Remember that: ${\displaystyle x(t)=x(t+T)={\displaystyle \sum _{k=-\mathrm{\infty }}^{\mathrm{\infty }}}{\alpha }_k{e}^{\frac{j2\pi kt}{T}}={\displaystyle \sum _{k=-\mathrm{\infty }}^{\mathrm{\infty }}}1/T{\displaystyle \underset{-\frac{T}{2}}{\overset{\frac{T}{2}}{\int }}}x(u)e^{\frac{-j2\pi ku}{T}}du{e}^{\frac{j2\pi kt}{T}}}$

So, ${\displaystyle \underset{x\to \mathrm{\infty }}{\lim }x(t)={\displaystyle \underset{-\mathrm{\infty }}{\overset{\mathrm{\infty }}{\int }}}({\displaystyle \underset{-\mathrm{\infty }}{\overset{\mathrm{\infty }}{\int }}}x(u)e^{-j2\pi fu}du)e^{j2\pi ft}df}$

From the above limit we define ${\displaystyle x(t)}$ and ${\displaystyle X(f)}$.

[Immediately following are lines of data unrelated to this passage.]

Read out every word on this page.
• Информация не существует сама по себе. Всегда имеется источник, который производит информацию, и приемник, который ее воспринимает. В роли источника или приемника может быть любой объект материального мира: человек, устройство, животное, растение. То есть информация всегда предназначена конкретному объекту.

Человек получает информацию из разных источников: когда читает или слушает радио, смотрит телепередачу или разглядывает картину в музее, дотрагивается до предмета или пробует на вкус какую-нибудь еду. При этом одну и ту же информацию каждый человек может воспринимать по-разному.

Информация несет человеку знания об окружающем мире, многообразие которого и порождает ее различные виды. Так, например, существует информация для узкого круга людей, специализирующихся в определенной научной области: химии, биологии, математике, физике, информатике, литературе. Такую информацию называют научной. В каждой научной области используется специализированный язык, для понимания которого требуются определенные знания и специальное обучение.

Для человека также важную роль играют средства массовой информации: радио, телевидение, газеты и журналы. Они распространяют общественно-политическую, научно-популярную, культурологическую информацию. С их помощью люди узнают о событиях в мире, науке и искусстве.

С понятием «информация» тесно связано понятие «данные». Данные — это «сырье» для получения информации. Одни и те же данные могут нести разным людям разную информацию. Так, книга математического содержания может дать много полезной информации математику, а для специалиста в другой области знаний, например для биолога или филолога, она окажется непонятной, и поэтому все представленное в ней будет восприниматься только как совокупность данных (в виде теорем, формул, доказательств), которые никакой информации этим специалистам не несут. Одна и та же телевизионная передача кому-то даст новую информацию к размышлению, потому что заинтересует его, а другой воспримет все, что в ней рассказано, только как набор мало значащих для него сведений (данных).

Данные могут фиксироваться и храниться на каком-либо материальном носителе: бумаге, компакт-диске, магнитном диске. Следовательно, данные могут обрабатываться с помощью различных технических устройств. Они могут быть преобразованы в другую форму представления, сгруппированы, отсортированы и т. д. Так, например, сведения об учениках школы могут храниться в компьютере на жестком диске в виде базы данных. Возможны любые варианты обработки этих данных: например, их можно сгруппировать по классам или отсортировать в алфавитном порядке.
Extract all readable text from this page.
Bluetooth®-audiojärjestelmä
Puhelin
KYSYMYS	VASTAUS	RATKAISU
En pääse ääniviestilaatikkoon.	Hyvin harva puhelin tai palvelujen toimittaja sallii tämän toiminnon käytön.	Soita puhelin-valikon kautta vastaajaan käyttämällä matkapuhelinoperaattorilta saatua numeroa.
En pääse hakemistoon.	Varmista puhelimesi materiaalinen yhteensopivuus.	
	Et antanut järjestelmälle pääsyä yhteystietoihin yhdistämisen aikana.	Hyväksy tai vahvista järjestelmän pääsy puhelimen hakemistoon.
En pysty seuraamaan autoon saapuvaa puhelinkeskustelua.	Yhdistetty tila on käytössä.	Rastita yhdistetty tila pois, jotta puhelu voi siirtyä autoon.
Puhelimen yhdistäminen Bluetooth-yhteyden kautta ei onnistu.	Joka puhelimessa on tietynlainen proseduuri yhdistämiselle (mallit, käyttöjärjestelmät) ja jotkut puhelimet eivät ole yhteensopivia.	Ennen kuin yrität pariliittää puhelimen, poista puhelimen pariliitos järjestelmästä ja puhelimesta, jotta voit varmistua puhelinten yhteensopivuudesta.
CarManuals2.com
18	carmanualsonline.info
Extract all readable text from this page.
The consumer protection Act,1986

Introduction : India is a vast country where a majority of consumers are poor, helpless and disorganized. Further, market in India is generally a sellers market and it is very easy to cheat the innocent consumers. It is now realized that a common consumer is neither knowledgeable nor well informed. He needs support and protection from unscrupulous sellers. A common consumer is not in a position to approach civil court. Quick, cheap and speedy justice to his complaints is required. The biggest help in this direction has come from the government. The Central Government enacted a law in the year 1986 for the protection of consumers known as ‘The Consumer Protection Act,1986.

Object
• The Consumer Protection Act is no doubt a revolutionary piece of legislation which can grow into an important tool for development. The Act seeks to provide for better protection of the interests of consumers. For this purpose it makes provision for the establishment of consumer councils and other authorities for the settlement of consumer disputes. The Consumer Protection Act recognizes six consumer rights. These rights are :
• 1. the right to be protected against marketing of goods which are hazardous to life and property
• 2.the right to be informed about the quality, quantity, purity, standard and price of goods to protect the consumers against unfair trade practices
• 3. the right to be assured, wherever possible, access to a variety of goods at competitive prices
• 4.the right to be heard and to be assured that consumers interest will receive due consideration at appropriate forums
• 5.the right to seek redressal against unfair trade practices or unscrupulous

${\displaystyle x(t)={{ℱ}}^{-1}[X(f)]={\displaystyle \underset{-\mathrm{\infty }}{\overset{\mathrm{\infty }}{\int }}}X(f)e^{j2\pi ft}df}$

${\displaystyle X(f)={{ℱ}}^{-1}[x(t)]={\displaystyle \underset{-\mathrm{\infty }}{\overset{\mathrm{\infty }}{\int }}}x(t)e^{j2\pi ft}dt}$

We can take the derivitive of ${\displaystyle x(t)}$ and then put in terms of the reverse fourier transform.

${\displaystyle \frac{dx}{dt}={\displaystyle \underset{-\mathrm{\infty }}{\overset{\mathrm{\infty }}{\int }}}j2\pi fX(f)e^{j2\pi ft}df={{ℱ}}^{-1}[j2\pi fX(f)]}$